Herbicide use is still important, but farmers must be thoughtful in how they’re deployed, Hartzler says.
Research shows that using multipe sites of action are more effective than rotating herbicides; however, multiple sites of action aren’t foolproof. Continuous use of the same herbicides will still result in herbicide resistance eventually.
“You’ve got to make sure that individual herbicides you’re using are providieng effective control,” he explains. “One herbicide that provides 95% control, combined with another herbicide providing good control is the approach needed if we want to protect these herbicides.”
Note the resistances that occur within your field and throw out the herbicide groups that aren’t effective against the target species. Glyphosate, for example, provides little if any control over many broadleaf weeds. It is still effective on most grasses, so it’s a good tankmix partner. But because it cannot be counted on to provide braodleaf control, it doesn’t fit the “effective mode of action” piece of the puzzle.

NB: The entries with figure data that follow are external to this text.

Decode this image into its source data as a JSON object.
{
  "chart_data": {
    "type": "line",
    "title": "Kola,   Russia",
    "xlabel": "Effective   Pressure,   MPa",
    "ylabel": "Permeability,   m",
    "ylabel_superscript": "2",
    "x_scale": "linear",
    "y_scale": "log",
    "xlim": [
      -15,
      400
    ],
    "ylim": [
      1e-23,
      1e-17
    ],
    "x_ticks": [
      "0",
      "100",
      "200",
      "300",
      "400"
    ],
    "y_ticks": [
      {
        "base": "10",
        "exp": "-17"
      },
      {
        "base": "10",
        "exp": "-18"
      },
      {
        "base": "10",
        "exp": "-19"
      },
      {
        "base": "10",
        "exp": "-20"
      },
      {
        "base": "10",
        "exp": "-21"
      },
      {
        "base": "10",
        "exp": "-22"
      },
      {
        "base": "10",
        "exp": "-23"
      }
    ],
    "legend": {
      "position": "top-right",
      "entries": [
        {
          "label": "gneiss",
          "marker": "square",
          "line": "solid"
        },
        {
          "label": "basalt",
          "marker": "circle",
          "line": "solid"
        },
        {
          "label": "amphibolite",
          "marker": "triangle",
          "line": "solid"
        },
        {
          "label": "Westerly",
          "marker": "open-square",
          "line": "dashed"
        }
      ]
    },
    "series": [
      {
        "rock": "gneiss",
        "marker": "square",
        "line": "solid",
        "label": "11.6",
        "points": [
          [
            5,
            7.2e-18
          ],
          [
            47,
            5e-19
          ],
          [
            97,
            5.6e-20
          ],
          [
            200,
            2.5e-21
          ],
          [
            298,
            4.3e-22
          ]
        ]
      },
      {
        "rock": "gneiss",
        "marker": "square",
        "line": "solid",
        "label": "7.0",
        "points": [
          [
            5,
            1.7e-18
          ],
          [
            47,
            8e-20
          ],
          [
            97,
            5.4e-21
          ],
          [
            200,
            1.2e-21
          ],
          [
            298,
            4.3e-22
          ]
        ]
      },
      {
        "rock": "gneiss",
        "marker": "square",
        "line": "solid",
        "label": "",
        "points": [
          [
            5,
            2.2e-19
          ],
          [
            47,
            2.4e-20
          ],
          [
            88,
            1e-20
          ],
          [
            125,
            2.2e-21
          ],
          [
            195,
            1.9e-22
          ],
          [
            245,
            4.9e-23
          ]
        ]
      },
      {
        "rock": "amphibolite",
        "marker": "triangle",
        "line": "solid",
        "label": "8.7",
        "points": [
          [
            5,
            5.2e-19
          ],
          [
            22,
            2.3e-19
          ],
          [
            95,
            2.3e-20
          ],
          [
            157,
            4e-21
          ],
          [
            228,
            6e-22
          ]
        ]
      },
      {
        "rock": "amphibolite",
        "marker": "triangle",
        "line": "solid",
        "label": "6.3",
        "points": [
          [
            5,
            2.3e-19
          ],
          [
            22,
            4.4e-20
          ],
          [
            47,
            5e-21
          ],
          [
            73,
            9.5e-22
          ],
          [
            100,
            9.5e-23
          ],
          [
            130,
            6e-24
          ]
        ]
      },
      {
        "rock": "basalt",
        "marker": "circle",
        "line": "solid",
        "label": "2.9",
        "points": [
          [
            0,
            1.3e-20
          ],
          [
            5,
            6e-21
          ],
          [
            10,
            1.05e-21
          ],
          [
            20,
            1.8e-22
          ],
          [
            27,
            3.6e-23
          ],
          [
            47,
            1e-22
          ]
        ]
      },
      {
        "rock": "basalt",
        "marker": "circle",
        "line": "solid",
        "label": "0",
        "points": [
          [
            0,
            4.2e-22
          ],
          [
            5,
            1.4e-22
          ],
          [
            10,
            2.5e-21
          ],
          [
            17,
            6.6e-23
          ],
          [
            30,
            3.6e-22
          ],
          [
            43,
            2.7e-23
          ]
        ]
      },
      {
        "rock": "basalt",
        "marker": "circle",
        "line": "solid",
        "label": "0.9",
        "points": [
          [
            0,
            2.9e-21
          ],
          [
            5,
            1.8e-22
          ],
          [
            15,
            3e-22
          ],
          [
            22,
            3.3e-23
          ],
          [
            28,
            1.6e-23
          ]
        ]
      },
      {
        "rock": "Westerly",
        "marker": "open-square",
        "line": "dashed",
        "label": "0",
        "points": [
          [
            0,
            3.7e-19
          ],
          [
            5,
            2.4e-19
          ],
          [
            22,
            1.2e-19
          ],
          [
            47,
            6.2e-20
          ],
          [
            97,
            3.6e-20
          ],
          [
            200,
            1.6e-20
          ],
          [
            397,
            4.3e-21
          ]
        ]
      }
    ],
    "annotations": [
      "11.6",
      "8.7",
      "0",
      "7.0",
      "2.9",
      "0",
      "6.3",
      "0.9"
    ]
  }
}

Hartzler adds that farmers need to use the full labeled rate of herbicide – especially with pre-emerge products. Also, apply herbicides in a timely fashion. Waiting too long to apply herbicides will speed up metabolic resistance.
The weed scientist also recommends farmers:
- Focus on the weed seed bank, striving for 100% weed seed control.
- Incorporate alternative weed control tactics. Cover crops can help thwart small seeded weeds, which tend not to succeed when the ground is covered. Also, manufacturers are developing a host of weed seed control products that fit on combines. These may be worth a look.